Yalora has the following options (no space between option and argument allowed):

  • -i: input format, e.g. -ifasta, only fasta supported so far
  • -o: output format, e.g. -obam, bam or sam
  • -t: number of threads, e.g. -t8, by default this is chosen as the number of logical CPU cores on the executing machine
  • -Q: index file name (defaults to ref.fasta.yalora_index)
  • --constructmem: memory guideline for constructing the index used (BWT+sampled suffix array) in bytes, e.g. --constructmem16g, by default this is chosen is 3/4 of the physical RAM detected on the executing machine
  • --sasamplingrate: suffix array sampling rate, e.g. --sasamplingrate16, 32 by default
  • -T: prefix for temporary files produced during index construction and output reordering, e.g. -T/path/to/dir/tmp_, by default will generate files in the current directory with names based on the executable name, executing machine's host name, process ID and timestamp
  • --minalgnlen: minimum length of alignments reported, e.g. --minalgnlen50, default 50. Length is in reference bases.
  • --chainminscore: minimum score required for seed chains, e.g. --chainminscore20, default 20. Chains with smaller scores are discarded. Increasing this values will increase speed and decrease sensitivity.
  • --minlen: minimum seed length, e.g. --minlen20, default 20. Matches shorter than this length are ignored.
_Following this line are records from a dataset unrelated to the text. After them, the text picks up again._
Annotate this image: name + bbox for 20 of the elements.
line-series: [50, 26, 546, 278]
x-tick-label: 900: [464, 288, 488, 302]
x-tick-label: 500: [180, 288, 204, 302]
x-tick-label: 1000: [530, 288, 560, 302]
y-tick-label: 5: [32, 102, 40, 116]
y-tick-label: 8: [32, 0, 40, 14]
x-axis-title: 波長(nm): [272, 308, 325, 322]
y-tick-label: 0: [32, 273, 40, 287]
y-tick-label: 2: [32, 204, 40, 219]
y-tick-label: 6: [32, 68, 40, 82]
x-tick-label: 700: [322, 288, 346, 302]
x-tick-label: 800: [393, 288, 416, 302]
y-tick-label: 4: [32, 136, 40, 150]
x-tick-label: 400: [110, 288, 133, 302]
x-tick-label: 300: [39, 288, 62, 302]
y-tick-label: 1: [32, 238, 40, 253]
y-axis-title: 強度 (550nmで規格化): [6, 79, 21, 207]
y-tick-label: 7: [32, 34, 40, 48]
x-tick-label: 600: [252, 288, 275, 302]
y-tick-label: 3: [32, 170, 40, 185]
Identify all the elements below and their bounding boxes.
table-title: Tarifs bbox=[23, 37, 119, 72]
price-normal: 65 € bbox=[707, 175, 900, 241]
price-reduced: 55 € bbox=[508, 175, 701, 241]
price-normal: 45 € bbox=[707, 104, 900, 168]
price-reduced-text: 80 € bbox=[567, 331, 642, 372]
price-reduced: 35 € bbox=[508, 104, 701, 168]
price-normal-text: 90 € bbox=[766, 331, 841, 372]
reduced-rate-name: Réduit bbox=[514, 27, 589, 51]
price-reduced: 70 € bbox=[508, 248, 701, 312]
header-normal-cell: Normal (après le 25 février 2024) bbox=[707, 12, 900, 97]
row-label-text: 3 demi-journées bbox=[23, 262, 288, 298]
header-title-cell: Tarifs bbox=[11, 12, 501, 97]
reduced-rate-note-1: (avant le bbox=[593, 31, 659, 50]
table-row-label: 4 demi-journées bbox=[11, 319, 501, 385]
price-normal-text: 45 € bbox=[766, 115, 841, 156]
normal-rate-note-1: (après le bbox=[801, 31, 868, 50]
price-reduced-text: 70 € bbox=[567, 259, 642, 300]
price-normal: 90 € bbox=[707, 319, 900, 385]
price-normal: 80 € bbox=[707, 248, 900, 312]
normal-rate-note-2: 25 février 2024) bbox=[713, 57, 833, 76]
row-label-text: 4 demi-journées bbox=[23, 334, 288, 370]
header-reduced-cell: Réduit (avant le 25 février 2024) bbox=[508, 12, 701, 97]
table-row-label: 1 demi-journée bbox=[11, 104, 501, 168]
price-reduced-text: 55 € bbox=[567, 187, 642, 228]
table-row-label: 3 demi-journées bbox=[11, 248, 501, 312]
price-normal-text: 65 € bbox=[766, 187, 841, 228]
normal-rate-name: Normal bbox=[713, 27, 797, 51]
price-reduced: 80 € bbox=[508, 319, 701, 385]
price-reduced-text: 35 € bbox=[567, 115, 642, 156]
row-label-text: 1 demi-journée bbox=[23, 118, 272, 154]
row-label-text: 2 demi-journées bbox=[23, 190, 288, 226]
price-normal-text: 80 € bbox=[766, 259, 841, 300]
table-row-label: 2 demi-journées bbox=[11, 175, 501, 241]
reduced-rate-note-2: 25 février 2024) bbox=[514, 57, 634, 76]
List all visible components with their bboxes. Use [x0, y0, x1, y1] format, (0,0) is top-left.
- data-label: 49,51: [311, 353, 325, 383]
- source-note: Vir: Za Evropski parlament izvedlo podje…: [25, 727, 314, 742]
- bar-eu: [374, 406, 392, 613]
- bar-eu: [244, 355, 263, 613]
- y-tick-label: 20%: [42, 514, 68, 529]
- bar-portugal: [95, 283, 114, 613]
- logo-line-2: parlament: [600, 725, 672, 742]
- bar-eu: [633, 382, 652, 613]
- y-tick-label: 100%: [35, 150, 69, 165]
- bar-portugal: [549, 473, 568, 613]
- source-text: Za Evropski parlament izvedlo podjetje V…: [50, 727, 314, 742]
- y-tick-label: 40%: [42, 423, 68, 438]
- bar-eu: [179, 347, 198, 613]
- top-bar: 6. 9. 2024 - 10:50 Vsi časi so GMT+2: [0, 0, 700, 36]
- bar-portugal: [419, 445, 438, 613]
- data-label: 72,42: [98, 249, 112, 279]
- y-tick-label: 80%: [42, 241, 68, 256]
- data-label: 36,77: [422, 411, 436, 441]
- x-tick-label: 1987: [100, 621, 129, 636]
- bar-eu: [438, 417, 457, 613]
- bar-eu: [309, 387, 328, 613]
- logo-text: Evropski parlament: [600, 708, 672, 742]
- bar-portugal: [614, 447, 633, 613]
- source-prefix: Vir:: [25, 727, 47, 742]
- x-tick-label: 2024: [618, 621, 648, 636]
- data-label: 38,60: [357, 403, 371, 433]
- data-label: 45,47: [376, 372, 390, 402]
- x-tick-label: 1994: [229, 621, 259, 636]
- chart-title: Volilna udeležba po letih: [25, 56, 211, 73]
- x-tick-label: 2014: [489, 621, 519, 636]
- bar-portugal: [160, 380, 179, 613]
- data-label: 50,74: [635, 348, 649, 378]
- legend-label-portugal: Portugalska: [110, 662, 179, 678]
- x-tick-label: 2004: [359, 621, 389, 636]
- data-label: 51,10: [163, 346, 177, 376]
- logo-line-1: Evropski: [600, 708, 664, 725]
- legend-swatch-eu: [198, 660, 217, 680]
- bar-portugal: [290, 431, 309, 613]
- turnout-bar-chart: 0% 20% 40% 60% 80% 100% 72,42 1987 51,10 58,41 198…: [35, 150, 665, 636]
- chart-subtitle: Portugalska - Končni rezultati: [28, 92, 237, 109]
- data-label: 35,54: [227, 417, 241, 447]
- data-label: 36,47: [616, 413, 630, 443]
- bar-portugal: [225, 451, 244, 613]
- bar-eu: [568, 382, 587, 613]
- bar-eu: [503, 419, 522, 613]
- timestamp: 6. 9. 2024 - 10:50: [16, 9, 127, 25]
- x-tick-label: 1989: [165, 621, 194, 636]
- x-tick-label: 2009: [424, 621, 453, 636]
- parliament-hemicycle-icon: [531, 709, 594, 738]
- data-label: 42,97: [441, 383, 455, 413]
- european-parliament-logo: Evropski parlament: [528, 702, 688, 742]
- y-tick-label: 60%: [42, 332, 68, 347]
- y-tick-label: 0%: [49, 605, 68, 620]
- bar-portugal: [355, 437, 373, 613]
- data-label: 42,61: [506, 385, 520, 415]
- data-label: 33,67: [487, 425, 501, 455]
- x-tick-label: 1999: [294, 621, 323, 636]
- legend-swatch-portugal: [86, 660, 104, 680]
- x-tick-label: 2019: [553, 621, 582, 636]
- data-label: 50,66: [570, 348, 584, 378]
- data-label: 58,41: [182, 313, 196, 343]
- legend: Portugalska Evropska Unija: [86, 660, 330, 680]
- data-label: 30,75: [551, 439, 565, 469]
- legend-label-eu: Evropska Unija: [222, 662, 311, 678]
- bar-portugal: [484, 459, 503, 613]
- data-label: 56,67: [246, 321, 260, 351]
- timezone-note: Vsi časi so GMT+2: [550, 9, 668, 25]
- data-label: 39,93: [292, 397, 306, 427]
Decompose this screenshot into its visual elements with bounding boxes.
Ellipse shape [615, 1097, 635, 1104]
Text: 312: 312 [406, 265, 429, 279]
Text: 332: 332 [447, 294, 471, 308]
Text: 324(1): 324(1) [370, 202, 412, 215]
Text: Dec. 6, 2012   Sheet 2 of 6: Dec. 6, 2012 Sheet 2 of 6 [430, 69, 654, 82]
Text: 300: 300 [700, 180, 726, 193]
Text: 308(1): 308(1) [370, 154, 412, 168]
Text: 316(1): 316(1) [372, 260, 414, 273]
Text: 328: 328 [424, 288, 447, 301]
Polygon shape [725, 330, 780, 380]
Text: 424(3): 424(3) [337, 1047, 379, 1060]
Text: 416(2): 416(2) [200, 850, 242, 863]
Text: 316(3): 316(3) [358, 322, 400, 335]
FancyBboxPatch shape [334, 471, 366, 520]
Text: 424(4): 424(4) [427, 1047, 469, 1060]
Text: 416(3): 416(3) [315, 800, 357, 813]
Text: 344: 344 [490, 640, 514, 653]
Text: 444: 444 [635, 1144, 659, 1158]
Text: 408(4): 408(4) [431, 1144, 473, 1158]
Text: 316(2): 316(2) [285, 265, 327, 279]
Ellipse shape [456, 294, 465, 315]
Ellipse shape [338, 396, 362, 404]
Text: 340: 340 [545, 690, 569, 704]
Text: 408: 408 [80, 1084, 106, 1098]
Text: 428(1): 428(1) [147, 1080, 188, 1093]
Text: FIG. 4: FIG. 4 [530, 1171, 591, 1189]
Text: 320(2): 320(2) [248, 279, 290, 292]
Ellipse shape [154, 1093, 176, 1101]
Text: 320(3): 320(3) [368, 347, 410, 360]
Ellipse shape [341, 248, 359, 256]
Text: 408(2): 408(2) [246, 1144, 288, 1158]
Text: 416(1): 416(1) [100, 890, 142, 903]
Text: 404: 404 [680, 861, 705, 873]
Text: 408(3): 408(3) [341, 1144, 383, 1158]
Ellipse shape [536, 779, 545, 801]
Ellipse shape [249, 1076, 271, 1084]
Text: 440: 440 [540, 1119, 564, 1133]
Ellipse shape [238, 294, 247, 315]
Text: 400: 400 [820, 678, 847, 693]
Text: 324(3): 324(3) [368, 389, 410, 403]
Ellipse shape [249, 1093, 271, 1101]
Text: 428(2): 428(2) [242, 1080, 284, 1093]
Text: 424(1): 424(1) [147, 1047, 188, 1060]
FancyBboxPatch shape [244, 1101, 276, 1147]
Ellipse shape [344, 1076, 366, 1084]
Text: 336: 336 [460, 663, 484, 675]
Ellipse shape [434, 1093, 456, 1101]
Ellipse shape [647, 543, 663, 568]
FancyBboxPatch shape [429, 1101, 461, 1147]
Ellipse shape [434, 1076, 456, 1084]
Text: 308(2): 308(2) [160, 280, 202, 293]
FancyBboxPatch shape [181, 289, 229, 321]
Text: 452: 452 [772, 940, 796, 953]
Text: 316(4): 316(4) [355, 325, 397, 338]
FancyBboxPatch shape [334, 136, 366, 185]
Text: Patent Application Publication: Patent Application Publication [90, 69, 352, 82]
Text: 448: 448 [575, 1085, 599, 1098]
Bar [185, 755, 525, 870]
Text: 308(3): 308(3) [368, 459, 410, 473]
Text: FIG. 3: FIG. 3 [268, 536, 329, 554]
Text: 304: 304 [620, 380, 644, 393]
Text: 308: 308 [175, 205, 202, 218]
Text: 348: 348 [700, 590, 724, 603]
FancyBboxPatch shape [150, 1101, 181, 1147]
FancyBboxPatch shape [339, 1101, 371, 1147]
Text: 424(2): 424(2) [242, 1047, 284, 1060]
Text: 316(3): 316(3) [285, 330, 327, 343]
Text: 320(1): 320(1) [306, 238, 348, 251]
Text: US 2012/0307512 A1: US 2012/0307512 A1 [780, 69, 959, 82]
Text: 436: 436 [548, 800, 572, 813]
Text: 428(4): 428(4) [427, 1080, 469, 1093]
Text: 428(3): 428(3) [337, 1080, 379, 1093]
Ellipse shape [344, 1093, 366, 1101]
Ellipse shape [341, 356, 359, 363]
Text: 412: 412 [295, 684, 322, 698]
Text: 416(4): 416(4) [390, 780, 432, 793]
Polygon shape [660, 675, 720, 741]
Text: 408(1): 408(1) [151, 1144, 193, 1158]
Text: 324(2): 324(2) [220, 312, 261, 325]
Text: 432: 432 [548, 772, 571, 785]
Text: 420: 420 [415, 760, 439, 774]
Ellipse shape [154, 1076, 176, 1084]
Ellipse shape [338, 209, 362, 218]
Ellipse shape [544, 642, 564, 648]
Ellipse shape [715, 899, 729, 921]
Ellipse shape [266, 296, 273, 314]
  • --minsplitlength: minimum seed length to consider splitting long seeds, e.g. --minsplitlength28, default 28. This option is very similar to the reseeding described in section 2.1.1 of the BWA MEM paper [https://arxiv.org/abs/1303.3997].
  • --minsplitsize: maximum frequency to consider splitting, e.g. --minsplitsize10, default 10.
  • -K: kmer cache K size, e.g. -K12, default 12.
  • --maxocc: maximum frequency of seeds used, e.g. --maxocc500, default 500. Seeds more frequent then this threshold are subsampled.
  • --minfreq: minimum frequency required for seeds, e.g. --minfreq1, default 1.
  • --limit: maximum seed extension left and right, e.g. --limit32, default 32. Maximum number of bases extended to left and right starting from a central position when looking for seeds.
  • --maxxdist: maximum distance allowed for chaining seeds in any of the two coordinates, e.g. --maxxdist1000, default 1000.
  • --activemax: number of chains required to cover/dominate another chain until it is discarded, e.g. --activemax1, default 1.
  • --fracmul: fragment overlap threshold counter, e.g. --fracmul95, default 95. fracmul/fracdiv designates the fraction of bases two chains need to overlap by to consider them for testing whether one dominates the other
  • --fracdiv: fragment overlap threshold denominator, e.g. --fracdiv100, default 100.
  • --chaindommul: chain domination threshold counter, e.g. --chaindommul95, default 95. A chain covers/dominates another chain if it overlaps fracmul/fracdiv of its bases and its score multiplied by chaindommul/chaindomdiv exceeds the other chains score/range.
  • --chaindomdiv: chain domination threshold denominator, e.g. --chaindomdiv100, default 100.
  • --algndommul: alignment domination threshold counter, e.g. --algndommul95, default 95. An alignment covers/dominates another alignment if it overlaps fracmul/fracdiv of its bases and its score multiplied by algndommul/algndomdiv exceeds the other alignments score/range.
  • --algndomdiv: alignment domination threshold denominator, e.g. --algndomdiv100, default 100.

The default values should be reasonable for aligning 3rd generation long read data.